El parlamento chileno legisla una nueva normativa para regular el derecho a una muerte digna de personas que sufren enfermedades terminales, padeciendo horribles dolores.
Como ha sucedido históricamente, con el debate en torno a los llamados temas valóricos – divorcio, aborto, ahora eutanasia – la legítima resistencia de una minoría ciudadana es transformada en chantaje político por sectores que buscan cualquier atajo- eventualmente el cuestionado Tribunal Constitucional- para entrampar el desarrollo democrático y civilizado del país.
Vivir con dignidad implica también el derecho a morir en la misma condición. El debate ha sido largo, aunque interferido por evidentes distorsiones mediáticas, más que frecuentes en Chile.
El texto de la normativa actualmente en trámite legislativo, señala, que la eutanasia podrá ser solicitada por “la persona que ha sido diagnosticada en estado de salud terminal o, en estado de sufrimiento físico o mental constante e insoportable, que no pueda ser apaciguado por el actual estado de las ciencias médicas y que resulta de una lesión o condición patológica incurable”
Puede resultar casi natural asociar la palabra en cuestión a una situación horrorosa.

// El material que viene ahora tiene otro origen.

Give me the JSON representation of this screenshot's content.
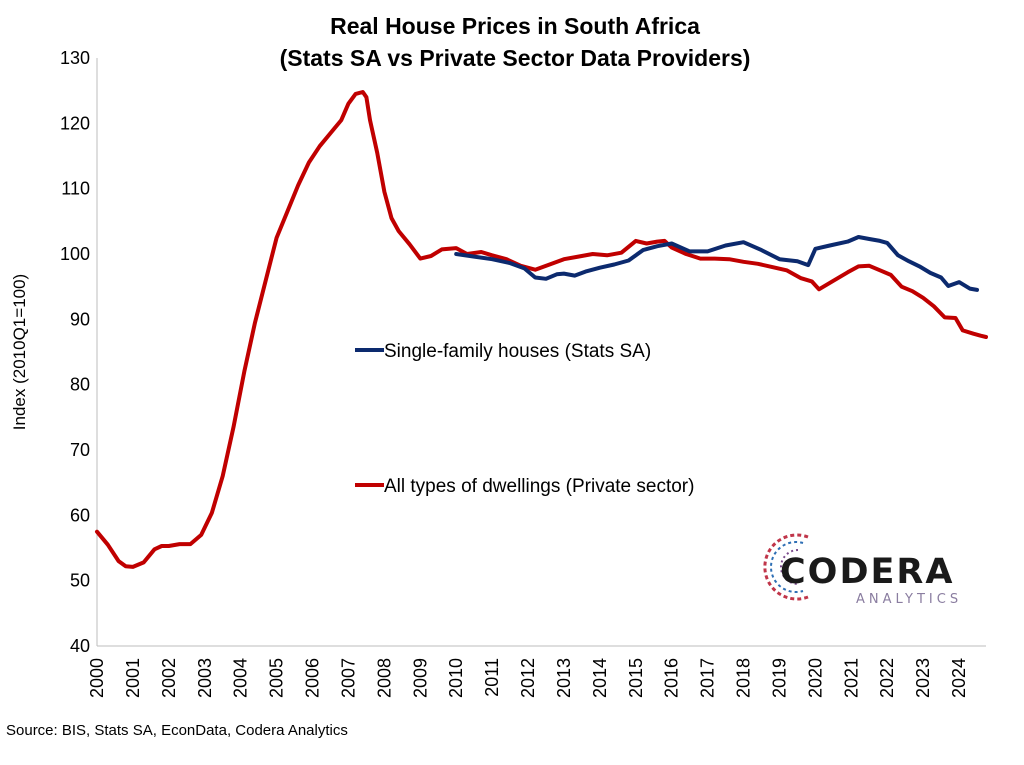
{
  "chart_data": {
    "type": "line",
    "title": [
      "Real House Prices in South Africa",
      "(Stats SA vs Private Sector Data Providers)"
    ],
    "ylabel": "Index (2010Q1=100)",
    "ylim": [
      40,
      130
    ],
    "yticks": [
      40,
      50,
      60,
      70,
      80,
      90,
      100,
      110,
      120,
      130
    ],
    "xlim": [
      2000,
      2024.75
    ],
    "xticks": [
      "2000",
      "2001",
      "2002",
      "2003",
      "2004",
      "2005",
      "2006",
      "2007",
      "2008",
      "2009",
      "2010",
      "2011",
      "2012",
      "2013",
      "2014",
      "2015",
      "2016",
      "2017",
      "2018",
      "2019",
      "2020",
      "2021",
      "2022",
      "2023",
      "2024"
    ],
    "grid": false,
    "legend_placement": "center",
    "series": [
      {
        "name": "Single-family houses (Stats SA)",
        "color": "#0c2a6e",
        "x": [
          2010.0,
          2010.5,
          2011.0,
          2011.5,
          2011.9,
          2012.2,
          2012.5,
          2012.8,
          2013.0,
          2013.3,
          2013.6,
          2014.0,
          2014.4,
          2014.8,
          2015.2,
          2015.6,
          2016.0,
          2016.5,
          2017.0,
          2017.5,
          2018.0,
          2018.5,
          2019.0,
          2019.5,
          2019.8,
          2020.0,
          2020.4,
          2020.9,
          2021.2,
          2021.5,
          2021.8,
          2022.0,
          2022.3,
          2022.6,
          2022.9,
          2023.2,
          2023.5,
          2023.7,
          2024.0,
          2024.3,
          2024.5
        ],
        "y": [
          100.0,
          99.6,
          99.2,
          98.6,
          97.8,
          96.4,
          96.2,
          96.9,
          97.0,
          96.7,
          97.3,
          97.9,
          98.4,
          99.0,
          100.6,
          101.2,
          101.6,
          100.4,
          100.4,
          101.3,
          101.8,
          100.6,
          99.2,
          98.9,
          98.3,
          100.8,
          101.3,
          101.9,
          102.6,
          102.3,
          102.0,
          101.7,
          99.8,
          98.9,
          98.1,
          97.1,
          96.4,
          95.1,
          95.7,
          94.7,
          94.5
        ]
      },
      {
        "name": "All types of dwellings (Private sector)",
        "color": "#c00000",
        "x": [
          2000.0,
          2000.3,
          2000.6,
          2000.8,
          2001.0,
          2001.3,
          2001.6,
          2001.8,
          2002.0,
          2002.3,
          2002.6,
          2002.9,
          2003.2,
          2003.5,
          2003.8,
          2004.1,
          2004.4,
          2004.7,
          2005.0,
          2005.3,
          2005.6,
          2005.9,
          2006.2,
          2006.5,
          2006.8,
          2007.0,
          2007.2,
          2007.4,
          2007.5,
          2007.6,
          2007.8,
          2008.0,
          2008.2,
          2008.4,
          2008.7,
          2009.0,
          2009.3,
          2009.6,
          2010.0,
          2010.3,
          2010.7,
          2011.0,
          2011.4,
          2011.8,
          2012.2,
          2012.6,
          2013.0,
          2013.4,
          2013.8,
          2014.2,
          2014.6,
          2015.0,
          2015.3,
          2015.6,
          2015.8,
          2016.0,
          2016.4,
          2016.8,
          2017.2,
          2017.6,
          2018.0,
          2018.4,
          2018.8,
          2019.2,
          2019.6,
          2019.9,
          2020.1,
          2020.5,
          2020.9,
          2021.2,
          2021.5,
          2021.8,
          2022.1,
          2022.4,
          2022.7,
          2023.0,
          2023.3,
          2023.6,
          2023.9,
          2024.1,
          2024.4,
          2024.6,
          2024.75
        ],
        "y": [
          57.5,
          55.5,
          53.0,
          52.2,
          52.1,
          52.8,
          54.8,
          55.3,
          55.3,
          55.6,
          55.6,
          57.0,
          60.4,
          66.0,
          73.5,
          82.0,
          89.5,
          96.0,
          102.5,
          106.5,
          110.5,
          114.0,
          116.5,
          118.5,
          120.5,
          123.0,
          124.5,
          124.8,
          124.0,
          120.5,
          115.5,
          109.5,
          105.5,
          103.5,
          101.5,
          99.3,
          99.7,
          100.7,
          100.9,
          100.0,
          100.3,
          99.8,
          99.2,
          98.2,
          97.6,
          98.4,
          99.2,
          99.6,
          100.0,
          99.8,
          100.2,
          102.0,
          101.6,
          101.9,
          102.0,
          101.0,
          100.0,
          99.3,
          99.3,
          99.2,
          98.8,
          98.5,
          98.0,
          97.5,
          96.3,
          95.8,
          94.6,
          95.9,
          97.2,
          98.1,
          98.2,
          97.5,
          96.8,
          95.0,
          94.3,
          93.3,
          92.0,
          90.3,
          90.2,
          88.3,
          87.8,
          87.5,
          87.3
        ]
      }
    ]
  },
  "source": "Source: BIS, Stats SA, EconData, Codera Analytics",
  "logo": {
    "word": "CODERA",
    "sub": "ANALYTICS"
  }
}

Sin embargo, valga recordar que eu- tanatos, (del griego), significa etimológicamente buen morir. Asumamos que el evidente desarrollo de la medicina, junto con aumentar la esperanza de vida acrecienta la complejidad del tratamiento a enfermos terminales y los desafíos éticos asociados a esta nueva realidad. Así el debate respecto de la eutanasia aparece asociado a los grandes temas de la bioética que enfrenta la práctica clínica contemporánea.
Lejos de las tentaciones dogmáticas, incluidas las religiosas- que corren el riesgo de contrastar con las propias conductas de sus voceros – vale instalar la conversación desde conceptos asociados al progreso de la humanidad.
A quienes se resisten desde el dogma de principios, con frecuencia en nombre de Dios, valga situarlos ante la realidad cotidiana de los que viven la dolorosa experiencia de una disyuntiva, ciertamente no deseada.
Podemos recordar que el año 2014 se conocieron dos situaciones dramáticas que chocaron con la legislación que castiga penalmente la eutanasia en nuestro país. El doctor Manuel Almeyda sufrió una insuficiencia respiratoria y cardíaca que lo transformó en oxígeno dependiente, con una precaria calidad de vida. Solicitó públicamente que se le permitiera la eutanasia. Ciertamente no tuvo acogida. Falleció poco después, tras negarse a recibir alimentación, durante días, con apoyo de sus familiares. El mismo año, la joven Valentina Maureira, portadora de fibrosis quística avanzada, pedía a la Presidenta de la República la misma autorización eutanásica, imposibilitada legalmente.
Más recientemente el dramático caso de otra joven, Paula Díaz, contribuyó a la reinstalación del debate que hoy debe resolver el parlamento con la expectativa de un cambio legislativo para humanizar el derecho a una muerte digna. Situaciones dramáticas que desafían respuestas eficaces y fundadas desde nuestra institucionalidad democrática.
La condición humana involucra principios. Ellos, ciertamente, no son monopolio de una minoría que se resiste a los cambios de época. No es arbitrario interrogar el discurso pro- vida de quienes – bajo liderazgos políticos de la senadora Jacqueline Van Rysselberghe y el diputado José Antonio Kast – continúan celebrando la obra de un régimen que, durante 17 años, se sostuvo en la aplicación sistemática de la tortura física, psicológica y los crímenes de lesa humanidad.